Dieu est aussi le véritable prochain. Le terme de personne ne s’applique avec propriété qu’à Dieu, et aussi le terme d’impersonnel. Dieu est celui qui se penche sur nous, nous malheureux réduits à n’être qu’un peu de chair inerte et saignante. Mais en même temps il est en quelque sorte aussi ce malheureux qui nous apparaît seulement sous l’aspect d’un corps inanimé d’où il semble que toute pensée soit absente, ce malheureux dont nul ne connaît ni le rang ni le nom. Le corps inanimé, c’est cet univers créé. L’amour que nous devons à Dieu, et qui serait notre perfection suprême si nous pouvions l’atteindre, est le modèle divin à la fois de la gratitude et de la compassion.

Dieu est aussi l’ami par excellence. Pour qu’il y ait entre lui et nous, à travers la distance infinie, quelque chose comme une égalité, il a voulu mettre dans ses créatures un absolu, la liberté absolue de consentir ou non à l’orientation qu’il nous imprime vers lui.
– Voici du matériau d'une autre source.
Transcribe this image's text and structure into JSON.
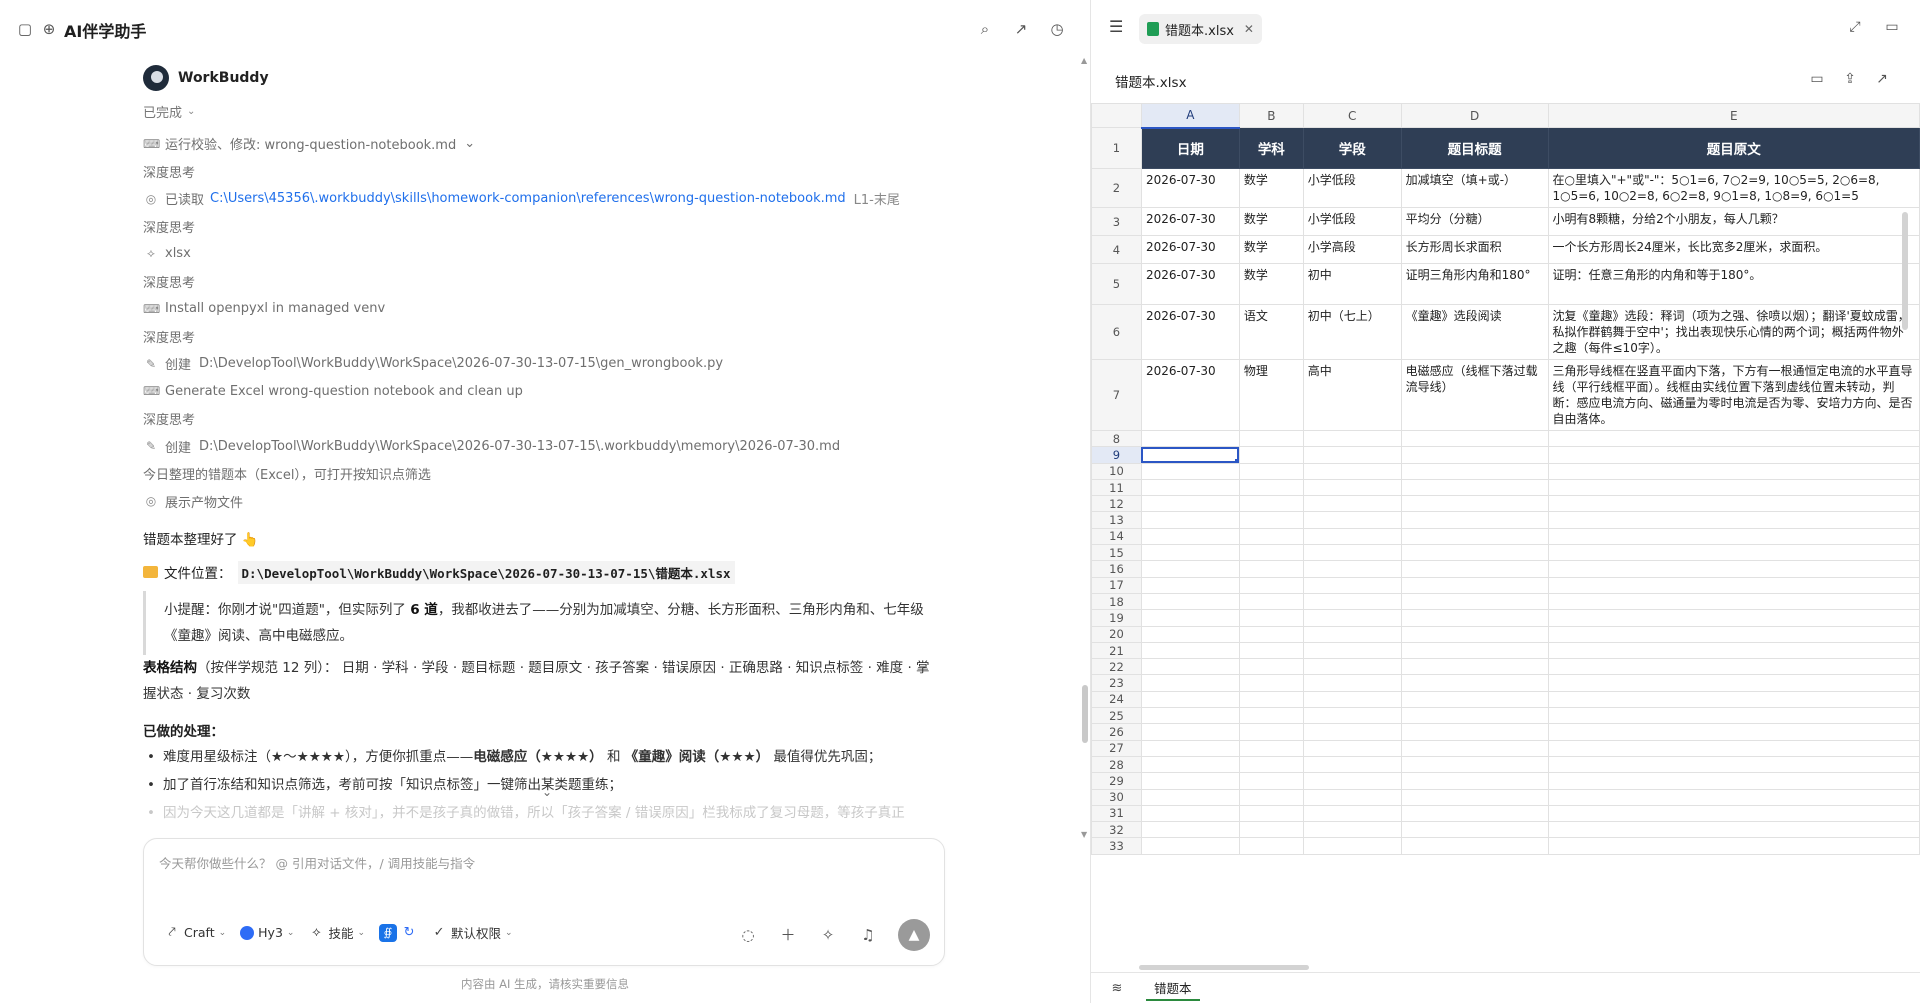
{
  "app": {
    "title": "AI伴学助手"
  },
  "chat": {
    "bot_name": "WorkBuddy",
    "status": "已完成",
    "steps": [
      {
        "icon": "terminal-icon",
        "text": "运行校验、修改: wrong-question-notebook.md",
        "path": "",
        "suffix": "",
        "chevron": "⌄"
      },
      {
        "icon": "",
        "text": "深度思考",
        "path": "",
        "suffix": "",
        "chevron": ""
      },
      {
        "icon": "eye-icon",
        "text": "已读取",
        "path": "C:\\Users\\45356\\.workbuddy\\skills\\homework-companion\\references\\wrong-question-notebook.md",
        "suffix": "L1-末尾",
        "chevron": ""
      },
      {
        "icon": "",
        "text": "深度思考",
        "path": "",
        "suffix": "",
        "chevron": ""
      },
      {
        "icon": "skill-icon",
        "text": "xlsx",
        "path": "",
        "suffix": "",
        "chevron": ""
      },
      {
        "icon": "",
        "text": "深度思考",
        "path": "",
        "suffix": "",
        "chevron": ""
      },
      {
        "icon": "terminal-icon",
        "text": "Install openpyxl in managed venv",
        "path": "",
        "suffix": "",
        "chevron": ""
      },
      {
        "icon": "",
        "text": "深度思考",
        "path": "",
        "suffix": "",
        "chevron": ""
      },
      {
        "icon": "pencil-icon",
        "text": "创建",
        "path": "",
        "suffix": "D:\\DevelopTool\\WorkBuddy\\WorkSpace\\2026-07-30-13-07-15\\gen_wrongbook.py",
        "chevron": ""
      },
      {
        "icon": "terminal-icon",
        "text": "Generate Excel wrong-question notebook and clean up",
        "path": "",
        "suffix": "",
        "chevron": ""
      },
      {
        "icon": "",
        "text": "深度思考",
        "path": "",
        "suffix": "",
        "chevron": ""
      },
      {
        "icon": "pencil-icon",
        "text": "创建",
        "path": "",
        "suffix": "D:\\DevelopTool\\WorkBuddy\\WorkSpace\\2026-07-30-13-07-15\\.workbuddy\\memory\\2026-07-30.md",
        "chevron": ""
      },
      {
        "icon": "",
        "text": "今日整理的错题本（Excel），可打开按知识点筛选",
        "path": "",
        "suffix": "",
        "chevron": ""
      },
      {
        "icon": "eye-icon",
        "text": "展示产物文件",
        "path": "",
        "suffix": "",
        "chevron": ""
      }
    ],
    "reply": {
      "ready": "错题本整理好了 👆",
      "file_label": "文件位置：",
      "file_path": "D:\\DevelopTool\\WorkBuddy\\WorkSpace\\2026-07-30-13-07-15\\错题本.xlsx",
      "quote_pre": "小提醒：你刚才说\"四道题\"，但实际列了 ",
      "quote_bold": "6 道",
      "quote_post": "，我都收进去了——分别为加减填空、分糖、长方形面积、三角形内角和、七年级《童趣》阅读、高中电磁感应。",
      "struct_bold": "表格结构",
      "struct_text": "（按伴学规范 12 列）： 日期 · 学科 · 学段 · 题目标题 · 题目原文 · 孩子答案 · 错误原因 · 正确思路 · 知识点标签 · 难度 · 掌握状态 · 复习次数",
      "done_heading": "已做的处理：",
      "bullet1_pre": "难度用星级标注（★～★★★★），方便你抓重点——",
      "bullet1_b1": "电磁感应（★★★★）",
      "bullet1_mid": " 和 ",
      "bullet1_b2": "《童趣》阅读（★★★）",
      "bullet1_post": " 最值得优先巩固；",
      "bullet2": "加了首行冻结和知识点筛选，考前可按「知识点标签」一键筛出某类题重练；",
      "bullet3": "因为今天这几道都是「讲解 + 核对」，并不是孩子真的做错，所以「孩子答案 / 错误原因」栏我标成了复习母题，等孩子真正"
    },
    "input": {
      "placeholder": "今天帮你做些什么？ @ 引用对话文件，/ 调用技能与指令",
      "tools": {
        "craft": "Craft",
        "model": "Hy3",
        "skills": "技能",
        "permission": "默认权限"
      }
    },
    "footnote": "内容由 AI 生成，请核实重要信息"
  },
  "viewer": {
    "tab_name": "错题本.xlsx",
    "file_title": "错题本.xlsx",
    "sheet_tab": "错题本",
    "columns": [
      "A",
      "B",
      "C",
      "D",
      "E"
    ],
    "header_row": [
      "日期",
      "学科",
      "学段",
      "题目标题",
      "题目原文"
    ],
    "rows": [
      [
        "2026-07-30",
        "数学",
        "小学低段",
        "加减填空（填+或-）",
        "在○里填入\"+\"或\"-\"：5○1=6, 7○2=9, 10○5=5, 2○6=8, 1○5=6, 10○2=8, 6○2=8, 9○1=8, 1○8=9, 6○1=5"
      ],
      [
        "2026-07-30",
        "数学",
        "小学低段",
        "平均分（分糖）",
        "小明有8颗糖，分给2个小朋友，每人几颗？"
      ],
      [
        "2026-07-30",
        "数学",
        "小学高段",
        "长方形周长求面积",
        "一个长方形周长24厘米，长比宽多2厘米，求面积。"
      ],
      [
        "2026-07-30",
        "数学",
        "初中",
        "证明三角形内角和180°",
        "证明：任意三角形的内角和等于180°。"
      ],
      [
        "2026-07-30",
        "语文",
        "初中（七上）",
        "《童趣》选段阅读",
        "沈复《童趣》选段：释词（项为之强、徐喷以烟）；翻译'夏蚊成雷，私拟作群鹤舞于空中'；找出表现快乐心情的两个词；概括两件物外之趣（每件≤10字）。"
      ],
      [
        "2026-07-30",
        "物理",
        "高中",
        "电磁感应（线框下落过载流导线）",
        "三角形导线框在竖直平面内下落，下方有一根通恒定电流的水平直导线（平行线框平面）。线框由实线位置下落到虚线位置未转动，判断：感应电流方向、磁通量为零时电流是否为零、安培力方向、是否自由落体。"
      ]
    ],
    "row_numbers": [
      "1",
      "2",
      "3",
      "4",
      "5",
      "6",
      "7",
      "8",
      "9",
      "10",
      "11",
      "12",
      "13",
      "14",
      "15",
      "16",
      "17",
      "18",
      "19",
      "20",
      "21",
      "22",
      "23",
      "24",
      "25",
      "26",
      "27",
      "28",
      "29",
      "30",
      "31",
      "32",
      "33"
    ],
    "selected_cell": "A9"
  },
  "colors": {
    "link": "#1f6feb",
    "header_fill": "#2f3e55",
    "selection": "#2b56c5",
    "excel_green": "#1f9d55"
  }
}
Il a aussi étendu nos possibilités d’erreur et de mensonge jusqu’à nous laisser la faculté de dominer faussement en imagination non seulement l’univers et les hommes, mais aussi Dieu lui-même, tant que nous ne savons pas faire un juste usage de ce nom. Il nous a donné cette faculté d’illusion infinie pour que nous ayons le pouvoir d’y renoncer par amour.

Enfin le contact avec Dieu est le véritable sacrement.

Mais on peut être presque sûr que ceux chez qui l’amour de Dieu a fait disparaître les amours purs d’ici-bas sont de faux amis de Dieu.

Le prochain, les amis, les cérémonies religieuses, la beauté du monde ne tombent pas au rang des choses irréelles après le contact direct entre l’âme et Dieu. Au contraire, c’est alors seulement que ces choses deviennent réelles. Auparavant c’étaient des demi-rêves. Auparavant, il n’y avait aucune réalité.